The additional difficulty is that I also want my maps to support wrapping, either horizontally or vertically or both. This means each polygon and edge must match exactly on one side and the other.

Region generation

The first step to generate the grid is generating the seed points for the Voronoi diagram. Using two uniform distribution, a number of points are generated over the whole map to match a given density. Points might generate close to each other but this is not an issue because of the relaxation steps.

If wrapping is enabled, we duplicate points in a certain margin from one side to extend the other.

Then using Fortune's algorithm, we create the Voronoi diagram.

If wrapping is enabled, we remove the points and extraneous edges outside the map.

Then we crop the regions to dimensions of the map.
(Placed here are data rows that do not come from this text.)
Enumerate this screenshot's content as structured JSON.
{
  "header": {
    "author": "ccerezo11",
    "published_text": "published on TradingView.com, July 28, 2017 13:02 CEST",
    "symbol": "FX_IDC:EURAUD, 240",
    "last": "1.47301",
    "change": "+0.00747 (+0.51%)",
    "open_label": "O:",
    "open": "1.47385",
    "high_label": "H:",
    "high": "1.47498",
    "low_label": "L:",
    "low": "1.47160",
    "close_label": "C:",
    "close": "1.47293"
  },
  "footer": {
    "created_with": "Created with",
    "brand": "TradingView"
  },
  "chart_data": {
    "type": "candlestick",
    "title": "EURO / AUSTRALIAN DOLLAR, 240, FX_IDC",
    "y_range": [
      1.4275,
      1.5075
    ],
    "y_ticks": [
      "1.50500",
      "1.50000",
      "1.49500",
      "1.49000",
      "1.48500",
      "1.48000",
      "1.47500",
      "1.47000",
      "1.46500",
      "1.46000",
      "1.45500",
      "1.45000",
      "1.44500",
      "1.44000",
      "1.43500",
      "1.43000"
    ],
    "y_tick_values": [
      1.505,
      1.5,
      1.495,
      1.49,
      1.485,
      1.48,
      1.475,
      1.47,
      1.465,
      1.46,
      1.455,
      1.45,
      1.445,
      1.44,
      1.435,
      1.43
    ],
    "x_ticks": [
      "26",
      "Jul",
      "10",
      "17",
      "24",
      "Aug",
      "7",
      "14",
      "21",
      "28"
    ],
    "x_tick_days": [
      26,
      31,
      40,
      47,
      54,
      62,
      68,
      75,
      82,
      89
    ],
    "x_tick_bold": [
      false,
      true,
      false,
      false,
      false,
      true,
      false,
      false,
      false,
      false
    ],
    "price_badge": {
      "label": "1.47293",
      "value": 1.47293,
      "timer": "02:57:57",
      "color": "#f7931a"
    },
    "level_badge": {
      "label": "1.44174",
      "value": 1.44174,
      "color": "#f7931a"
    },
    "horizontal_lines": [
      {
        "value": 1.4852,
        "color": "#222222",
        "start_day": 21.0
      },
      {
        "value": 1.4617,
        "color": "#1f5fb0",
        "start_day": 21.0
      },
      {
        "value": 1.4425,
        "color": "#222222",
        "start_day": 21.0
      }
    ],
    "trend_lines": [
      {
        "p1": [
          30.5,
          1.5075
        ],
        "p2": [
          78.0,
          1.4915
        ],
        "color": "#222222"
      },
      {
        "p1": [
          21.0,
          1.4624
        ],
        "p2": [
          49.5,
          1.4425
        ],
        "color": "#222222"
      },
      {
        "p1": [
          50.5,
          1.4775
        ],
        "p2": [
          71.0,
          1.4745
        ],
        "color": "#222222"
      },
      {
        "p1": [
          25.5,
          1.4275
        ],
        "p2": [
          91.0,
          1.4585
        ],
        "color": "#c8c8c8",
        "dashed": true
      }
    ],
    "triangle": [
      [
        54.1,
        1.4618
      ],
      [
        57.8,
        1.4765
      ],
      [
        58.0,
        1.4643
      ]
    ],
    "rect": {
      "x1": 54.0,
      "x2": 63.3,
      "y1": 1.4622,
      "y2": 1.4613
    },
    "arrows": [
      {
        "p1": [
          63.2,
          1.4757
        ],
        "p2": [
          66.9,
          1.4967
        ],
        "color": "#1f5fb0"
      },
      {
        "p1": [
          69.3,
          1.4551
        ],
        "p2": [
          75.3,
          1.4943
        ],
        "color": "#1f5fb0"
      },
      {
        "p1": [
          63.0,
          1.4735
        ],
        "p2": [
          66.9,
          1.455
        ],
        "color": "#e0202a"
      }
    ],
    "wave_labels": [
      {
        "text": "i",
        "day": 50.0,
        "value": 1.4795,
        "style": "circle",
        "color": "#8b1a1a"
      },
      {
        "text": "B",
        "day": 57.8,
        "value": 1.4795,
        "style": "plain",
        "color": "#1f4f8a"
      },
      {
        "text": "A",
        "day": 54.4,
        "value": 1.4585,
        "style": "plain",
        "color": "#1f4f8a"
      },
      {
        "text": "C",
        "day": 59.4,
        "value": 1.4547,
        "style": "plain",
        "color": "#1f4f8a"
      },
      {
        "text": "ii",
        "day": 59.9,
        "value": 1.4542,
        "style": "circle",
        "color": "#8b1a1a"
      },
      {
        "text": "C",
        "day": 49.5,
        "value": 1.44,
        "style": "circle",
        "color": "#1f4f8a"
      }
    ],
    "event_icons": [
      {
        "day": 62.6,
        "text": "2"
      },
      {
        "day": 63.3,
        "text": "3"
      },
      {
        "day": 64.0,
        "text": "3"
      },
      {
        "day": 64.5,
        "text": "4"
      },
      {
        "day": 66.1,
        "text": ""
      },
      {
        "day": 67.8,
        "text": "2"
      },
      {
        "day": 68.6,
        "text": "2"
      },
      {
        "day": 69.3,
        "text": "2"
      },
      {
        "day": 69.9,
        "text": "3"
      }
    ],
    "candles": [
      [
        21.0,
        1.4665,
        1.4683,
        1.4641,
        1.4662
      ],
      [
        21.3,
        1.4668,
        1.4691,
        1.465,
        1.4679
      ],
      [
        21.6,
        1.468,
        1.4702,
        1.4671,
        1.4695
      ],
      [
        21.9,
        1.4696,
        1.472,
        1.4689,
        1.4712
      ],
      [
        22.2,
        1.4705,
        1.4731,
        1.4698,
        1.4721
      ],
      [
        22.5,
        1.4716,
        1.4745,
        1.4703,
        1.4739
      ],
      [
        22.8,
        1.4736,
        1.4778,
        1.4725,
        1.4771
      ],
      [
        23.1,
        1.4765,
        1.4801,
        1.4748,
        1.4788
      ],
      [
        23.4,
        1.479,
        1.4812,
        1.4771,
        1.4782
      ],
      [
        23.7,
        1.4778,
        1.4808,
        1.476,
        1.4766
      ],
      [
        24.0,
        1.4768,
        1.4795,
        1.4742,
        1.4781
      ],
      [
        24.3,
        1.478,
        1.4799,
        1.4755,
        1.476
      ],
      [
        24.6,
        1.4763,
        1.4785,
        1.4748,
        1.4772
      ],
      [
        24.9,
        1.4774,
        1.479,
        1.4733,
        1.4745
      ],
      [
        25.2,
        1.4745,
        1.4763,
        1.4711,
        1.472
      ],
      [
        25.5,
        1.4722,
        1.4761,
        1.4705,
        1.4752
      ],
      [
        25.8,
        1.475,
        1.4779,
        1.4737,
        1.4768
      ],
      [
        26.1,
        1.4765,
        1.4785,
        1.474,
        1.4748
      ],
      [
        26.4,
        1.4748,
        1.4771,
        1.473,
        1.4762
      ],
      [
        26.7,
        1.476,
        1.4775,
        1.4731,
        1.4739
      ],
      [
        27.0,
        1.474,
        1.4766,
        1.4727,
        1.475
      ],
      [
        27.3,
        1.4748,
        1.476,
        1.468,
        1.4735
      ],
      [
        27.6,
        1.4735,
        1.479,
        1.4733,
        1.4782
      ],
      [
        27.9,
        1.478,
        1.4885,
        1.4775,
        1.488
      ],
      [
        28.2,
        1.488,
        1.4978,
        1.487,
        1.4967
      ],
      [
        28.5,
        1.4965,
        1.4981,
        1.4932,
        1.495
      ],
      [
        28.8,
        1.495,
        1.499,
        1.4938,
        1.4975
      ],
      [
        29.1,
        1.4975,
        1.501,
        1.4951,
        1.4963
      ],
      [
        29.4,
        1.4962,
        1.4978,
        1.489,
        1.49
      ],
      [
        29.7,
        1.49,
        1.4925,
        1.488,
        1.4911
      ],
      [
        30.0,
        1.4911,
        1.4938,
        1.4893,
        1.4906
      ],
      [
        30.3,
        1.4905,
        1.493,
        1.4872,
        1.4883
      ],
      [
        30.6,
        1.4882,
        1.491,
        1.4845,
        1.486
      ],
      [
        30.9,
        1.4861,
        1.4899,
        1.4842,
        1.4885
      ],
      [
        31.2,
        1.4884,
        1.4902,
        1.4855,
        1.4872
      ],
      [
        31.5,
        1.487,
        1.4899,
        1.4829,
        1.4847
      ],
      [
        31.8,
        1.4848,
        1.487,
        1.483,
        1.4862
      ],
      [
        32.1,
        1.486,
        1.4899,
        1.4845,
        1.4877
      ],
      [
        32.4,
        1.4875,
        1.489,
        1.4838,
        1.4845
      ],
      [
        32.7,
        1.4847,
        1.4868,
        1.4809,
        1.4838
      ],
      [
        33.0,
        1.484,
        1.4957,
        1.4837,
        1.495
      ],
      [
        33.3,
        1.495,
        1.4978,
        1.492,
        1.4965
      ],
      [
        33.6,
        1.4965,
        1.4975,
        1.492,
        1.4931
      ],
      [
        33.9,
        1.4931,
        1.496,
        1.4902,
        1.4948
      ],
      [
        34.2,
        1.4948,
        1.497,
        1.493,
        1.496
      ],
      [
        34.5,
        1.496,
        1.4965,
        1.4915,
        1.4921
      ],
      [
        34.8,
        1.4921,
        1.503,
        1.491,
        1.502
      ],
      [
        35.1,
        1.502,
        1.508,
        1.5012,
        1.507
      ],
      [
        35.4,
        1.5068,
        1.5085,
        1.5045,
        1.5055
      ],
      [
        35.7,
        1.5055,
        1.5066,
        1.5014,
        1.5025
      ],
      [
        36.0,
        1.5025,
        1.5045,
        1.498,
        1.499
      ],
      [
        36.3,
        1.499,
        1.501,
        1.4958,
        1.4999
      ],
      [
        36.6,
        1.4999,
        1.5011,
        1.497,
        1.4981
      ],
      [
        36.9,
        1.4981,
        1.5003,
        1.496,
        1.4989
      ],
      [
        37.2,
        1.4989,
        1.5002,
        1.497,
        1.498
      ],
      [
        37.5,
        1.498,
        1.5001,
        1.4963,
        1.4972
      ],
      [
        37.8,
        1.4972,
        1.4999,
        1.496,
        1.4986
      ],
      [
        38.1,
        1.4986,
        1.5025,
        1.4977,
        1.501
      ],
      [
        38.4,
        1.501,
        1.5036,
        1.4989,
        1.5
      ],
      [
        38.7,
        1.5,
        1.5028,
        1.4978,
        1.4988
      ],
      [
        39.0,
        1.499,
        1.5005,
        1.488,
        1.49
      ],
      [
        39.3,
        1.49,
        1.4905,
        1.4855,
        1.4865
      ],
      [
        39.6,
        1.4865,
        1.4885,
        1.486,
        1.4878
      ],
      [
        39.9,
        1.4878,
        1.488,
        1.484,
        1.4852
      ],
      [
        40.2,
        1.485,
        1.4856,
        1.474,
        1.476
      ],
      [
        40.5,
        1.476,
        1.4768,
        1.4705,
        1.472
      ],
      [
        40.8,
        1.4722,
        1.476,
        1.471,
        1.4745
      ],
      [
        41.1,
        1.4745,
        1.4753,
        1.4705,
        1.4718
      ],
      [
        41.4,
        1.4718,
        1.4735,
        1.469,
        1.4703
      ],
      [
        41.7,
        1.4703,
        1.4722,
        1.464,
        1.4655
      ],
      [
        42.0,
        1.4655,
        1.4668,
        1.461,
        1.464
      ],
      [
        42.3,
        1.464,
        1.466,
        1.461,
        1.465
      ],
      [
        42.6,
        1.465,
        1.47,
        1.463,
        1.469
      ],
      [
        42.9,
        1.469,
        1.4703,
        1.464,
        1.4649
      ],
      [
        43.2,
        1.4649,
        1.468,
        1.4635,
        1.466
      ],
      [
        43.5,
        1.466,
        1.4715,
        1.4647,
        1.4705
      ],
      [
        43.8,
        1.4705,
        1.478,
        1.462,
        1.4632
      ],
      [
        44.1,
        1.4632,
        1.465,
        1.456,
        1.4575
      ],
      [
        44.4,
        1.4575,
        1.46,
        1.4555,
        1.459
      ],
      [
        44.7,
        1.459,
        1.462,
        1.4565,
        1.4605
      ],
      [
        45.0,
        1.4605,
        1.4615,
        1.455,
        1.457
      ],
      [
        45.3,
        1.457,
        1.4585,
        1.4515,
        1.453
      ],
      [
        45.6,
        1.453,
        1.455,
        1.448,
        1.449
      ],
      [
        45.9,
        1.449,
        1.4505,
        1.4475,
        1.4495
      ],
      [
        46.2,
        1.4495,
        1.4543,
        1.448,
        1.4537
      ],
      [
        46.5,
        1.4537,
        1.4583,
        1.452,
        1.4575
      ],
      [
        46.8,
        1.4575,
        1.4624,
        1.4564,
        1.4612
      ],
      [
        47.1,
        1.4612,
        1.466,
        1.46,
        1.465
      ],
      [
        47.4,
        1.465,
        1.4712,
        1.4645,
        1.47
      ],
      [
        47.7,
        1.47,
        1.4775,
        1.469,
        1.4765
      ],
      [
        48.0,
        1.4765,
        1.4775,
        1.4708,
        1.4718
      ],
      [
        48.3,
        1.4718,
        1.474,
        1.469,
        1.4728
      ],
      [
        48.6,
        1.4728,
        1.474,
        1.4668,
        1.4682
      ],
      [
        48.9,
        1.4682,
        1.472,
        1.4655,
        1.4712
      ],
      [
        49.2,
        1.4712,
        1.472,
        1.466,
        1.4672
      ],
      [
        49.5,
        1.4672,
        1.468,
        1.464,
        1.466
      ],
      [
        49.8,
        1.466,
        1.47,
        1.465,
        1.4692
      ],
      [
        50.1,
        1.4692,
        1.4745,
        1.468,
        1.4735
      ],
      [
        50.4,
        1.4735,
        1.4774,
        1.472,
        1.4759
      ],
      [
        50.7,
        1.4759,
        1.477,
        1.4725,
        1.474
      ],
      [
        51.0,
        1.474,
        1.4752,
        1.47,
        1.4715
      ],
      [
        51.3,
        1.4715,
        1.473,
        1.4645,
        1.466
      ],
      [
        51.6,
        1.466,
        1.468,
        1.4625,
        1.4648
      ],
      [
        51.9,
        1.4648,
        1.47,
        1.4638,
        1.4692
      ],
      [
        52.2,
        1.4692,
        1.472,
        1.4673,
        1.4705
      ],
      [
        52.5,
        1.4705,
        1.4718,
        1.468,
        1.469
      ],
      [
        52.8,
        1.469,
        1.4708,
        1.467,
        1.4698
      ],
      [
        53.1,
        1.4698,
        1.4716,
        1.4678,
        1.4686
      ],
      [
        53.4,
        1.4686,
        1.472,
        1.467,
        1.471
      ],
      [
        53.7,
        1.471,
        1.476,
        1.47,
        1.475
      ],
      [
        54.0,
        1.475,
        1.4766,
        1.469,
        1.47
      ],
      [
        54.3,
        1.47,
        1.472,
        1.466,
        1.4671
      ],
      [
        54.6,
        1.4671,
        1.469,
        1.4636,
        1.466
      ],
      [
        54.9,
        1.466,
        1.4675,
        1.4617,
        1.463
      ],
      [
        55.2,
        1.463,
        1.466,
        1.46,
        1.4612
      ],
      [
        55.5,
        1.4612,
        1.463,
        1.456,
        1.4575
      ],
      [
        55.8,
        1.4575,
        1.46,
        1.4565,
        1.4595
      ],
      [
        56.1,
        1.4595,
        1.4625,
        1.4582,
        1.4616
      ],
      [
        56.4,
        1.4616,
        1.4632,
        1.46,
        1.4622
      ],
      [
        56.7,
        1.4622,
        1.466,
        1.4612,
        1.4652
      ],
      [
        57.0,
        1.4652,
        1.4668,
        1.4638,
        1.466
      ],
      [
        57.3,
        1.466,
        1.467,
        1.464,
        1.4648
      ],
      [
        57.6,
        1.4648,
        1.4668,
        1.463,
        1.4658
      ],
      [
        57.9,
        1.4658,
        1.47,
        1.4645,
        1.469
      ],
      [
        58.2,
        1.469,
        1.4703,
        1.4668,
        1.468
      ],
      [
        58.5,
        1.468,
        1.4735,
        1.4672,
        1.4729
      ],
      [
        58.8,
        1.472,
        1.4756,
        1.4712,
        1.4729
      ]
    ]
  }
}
Some points are too close to each other and this results in thin regions and sharp angles. To mitigate this issue, we perform relaxation using Lloyd's algorithm which consists in first moving each point to the geometric average of the corners of their respective region.

Second, we remove the edges and keep only the points.

If wrapping is enabled, once again we duplicate points at the margin from one side to extend the other.

And we can recalculate the Voronoi diagram.

If wrapping is enabled, once again remove the points and regions outside the map.

Cropping the regions to the dimensions of the map completes a full iteration of Voronoi relaxation. We can repeat this process multiple times to make the regions more rounded.

Finally, we can make the regions look even more natural and smooth out the sharp corners by performing what I call corner relaxation : we simply move each corner to the geometric average of their three corresponding region center.